Wars have become economic in nature and maybe they always were. The Soviet Union could not sustain the expense of keeping up with the United States military budget, and collapsed. No bombs were dropped; there were no boots on the ground, but the Soviet Union lost the war. It was dismantled as surely as any nation who has fallen to a conqueror.
According to Nobel Prize winner James Stiglitz, the war in Iraq cost the United States, $3 trillion—and counting.
The war in Afghanistan, plus all the “non-wars” in Libya, the Yemen, and on Pakistan’s border (with Syria on the brink) have cost the United States another $1 trillion—and counting.
President Bush inherited a $128 billion budget surplus from Bill Clinton and a national debt of only $5.6 trillion.
During the Bush administration, the national debt increased by more than 65 percent, to over $10 trillion—so much for Republican fiscal responsibility.
The Iraq war, at $3 trillion, exceeded by sixty times the Bush administration’s initial estimate of a mere $50 to $60 billion—which neocon Paul Wolfowitz claimed would be easily paid for by Iraq’s oil revenues.
Without the wars caused by Al-Qaeda, the U.S. national debt would now stand at around $10 trillion.

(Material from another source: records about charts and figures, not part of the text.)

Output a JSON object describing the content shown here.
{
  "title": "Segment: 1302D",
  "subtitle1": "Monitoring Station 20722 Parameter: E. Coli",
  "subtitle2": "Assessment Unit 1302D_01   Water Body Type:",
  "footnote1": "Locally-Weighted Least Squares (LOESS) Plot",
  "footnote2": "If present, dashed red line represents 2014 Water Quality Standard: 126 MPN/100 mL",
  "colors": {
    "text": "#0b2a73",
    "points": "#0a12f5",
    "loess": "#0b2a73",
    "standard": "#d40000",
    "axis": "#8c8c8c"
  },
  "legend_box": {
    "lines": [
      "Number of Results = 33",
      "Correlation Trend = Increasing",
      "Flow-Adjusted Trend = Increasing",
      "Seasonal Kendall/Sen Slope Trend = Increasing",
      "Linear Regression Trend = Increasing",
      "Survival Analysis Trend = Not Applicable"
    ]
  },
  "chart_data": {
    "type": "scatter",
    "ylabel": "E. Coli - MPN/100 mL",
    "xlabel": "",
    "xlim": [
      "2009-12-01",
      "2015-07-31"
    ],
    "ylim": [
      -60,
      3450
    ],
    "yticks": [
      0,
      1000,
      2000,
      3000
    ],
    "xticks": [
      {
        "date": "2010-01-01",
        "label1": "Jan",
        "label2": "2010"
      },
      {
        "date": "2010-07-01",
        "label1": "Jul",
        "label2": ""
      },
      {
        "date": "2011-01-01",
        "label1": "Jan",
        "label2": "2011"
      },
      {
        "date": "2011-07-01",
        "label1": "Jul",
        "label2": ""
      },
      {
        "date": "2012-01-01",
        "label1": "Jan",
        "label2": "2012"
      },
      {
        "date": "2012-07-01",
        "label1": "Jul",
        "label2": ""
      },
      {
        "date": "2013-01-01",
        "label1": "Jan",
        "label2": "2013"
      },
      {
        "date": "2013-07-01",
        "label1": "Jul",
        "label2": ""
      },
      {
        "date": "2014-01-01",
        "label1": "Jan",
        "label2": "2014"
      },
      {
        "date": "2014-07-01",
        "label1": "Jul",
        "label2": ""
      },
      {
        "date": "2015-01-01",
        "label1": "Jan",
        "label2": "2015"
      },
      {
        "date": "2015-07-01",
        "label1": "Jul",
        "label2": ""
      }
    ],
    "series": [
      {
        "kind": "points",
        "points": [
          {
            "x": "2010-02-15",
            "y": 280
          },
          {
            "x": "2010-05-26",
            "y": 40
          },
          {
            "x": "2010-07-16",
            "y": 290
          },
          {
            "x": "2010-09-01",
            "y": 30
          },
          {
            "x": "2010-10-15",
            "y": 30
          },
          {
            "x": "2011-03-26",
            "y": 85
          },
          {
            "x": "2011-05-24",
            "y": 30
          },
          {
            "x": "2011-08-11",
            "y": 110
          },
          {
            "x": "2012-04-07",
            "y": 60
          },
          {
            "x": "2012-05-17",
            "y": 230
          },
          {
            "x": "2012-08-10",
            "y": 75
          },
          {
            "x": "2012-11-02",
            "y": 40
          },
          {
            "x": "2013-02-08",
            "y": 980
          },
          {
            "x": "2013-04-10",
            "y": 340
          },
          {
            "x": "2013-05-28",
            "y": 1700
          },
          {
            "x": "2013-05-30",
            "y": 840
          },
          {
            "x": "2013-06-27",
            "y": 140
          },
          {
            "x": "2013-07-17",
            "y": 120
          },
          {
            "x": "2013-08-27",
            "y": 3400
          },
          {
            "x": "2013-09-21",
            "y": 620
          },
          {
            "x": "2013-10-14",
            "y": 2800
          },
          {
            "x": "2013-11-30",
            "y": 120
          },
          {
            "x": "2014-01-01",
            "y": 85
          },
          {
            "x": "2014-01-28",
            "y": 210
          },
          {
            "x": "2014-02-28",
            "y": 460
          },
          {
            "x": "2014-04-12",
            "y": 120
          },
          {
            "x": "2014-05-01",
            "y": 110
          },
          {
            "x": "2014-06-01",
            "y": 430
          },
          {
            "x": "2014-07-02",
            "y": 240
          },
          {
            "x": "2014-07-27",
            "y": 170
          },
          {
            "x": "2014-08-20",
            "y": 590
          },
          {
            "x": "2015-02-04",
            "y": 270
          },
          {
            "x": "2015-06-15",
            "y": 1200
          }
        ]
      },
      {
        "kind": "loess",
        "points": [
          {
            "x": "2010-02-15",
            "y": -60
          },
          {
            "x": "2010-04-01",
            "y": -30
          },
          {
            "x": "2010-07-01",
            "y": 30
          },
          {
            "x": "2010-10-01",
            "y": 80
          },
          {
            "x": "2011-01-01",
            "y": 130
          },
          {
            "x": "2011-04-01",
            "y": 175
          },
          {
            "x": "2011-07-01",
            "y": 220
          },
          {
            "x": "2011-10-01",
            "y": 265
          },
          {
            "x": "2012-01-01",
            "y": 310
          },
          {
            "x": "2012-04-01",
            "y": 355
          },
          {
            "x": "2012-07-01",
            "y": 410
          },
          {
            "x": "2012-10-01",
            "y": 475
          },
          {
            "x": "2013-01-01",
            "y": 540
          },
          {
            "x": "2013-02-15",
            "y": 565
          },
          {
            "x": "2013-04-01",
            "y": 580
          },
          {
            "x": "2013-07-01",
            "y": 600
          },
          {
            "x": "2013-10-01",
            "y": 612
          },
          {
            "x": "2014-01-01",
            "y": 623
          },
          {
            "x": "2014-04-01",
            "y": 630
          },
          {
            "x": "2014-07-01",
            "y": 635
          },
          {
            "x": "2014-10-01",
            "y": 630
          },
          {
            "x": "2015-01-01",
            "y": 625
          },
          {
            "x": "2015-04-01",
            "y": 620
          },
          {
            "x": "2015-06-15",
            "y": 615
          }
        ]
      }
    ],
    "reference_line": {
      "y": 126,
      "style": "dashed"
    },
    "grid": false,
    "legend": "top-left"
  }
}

Instead, the United States is on the brink of default and disaster with a crushing national debt of $14 trillion—$46,000 for every man, woman, and child in the United States.
Of the $14 trillion, the $4 trillion worth of economic damage caused by Al-Qaeda lays a financial burden of $12,389 on every American.
Al-Qaeda accounts for 28% of the United States national debt—and counting.
Moreover, this debt has crippled the American government, which is now concerned only with the national debt, and the debt ceiling. Both the Democrats and the Republicans are proposing cuts in Medicare, Medicaid and Social Security, the so-called entitlements. Let Main Street pay.
No mention is made of cutting the cost of all the wars. In fact, under the Bush-Obama doctrine, new wars are emerging as the United States seeks to impose its will on one country after another at great expense to the American people—and with little or no success.
Al-Qaeda’s imposing of a $4 trillion debt on the United States begs an important question: Has Al-Qaeda defeated the United States?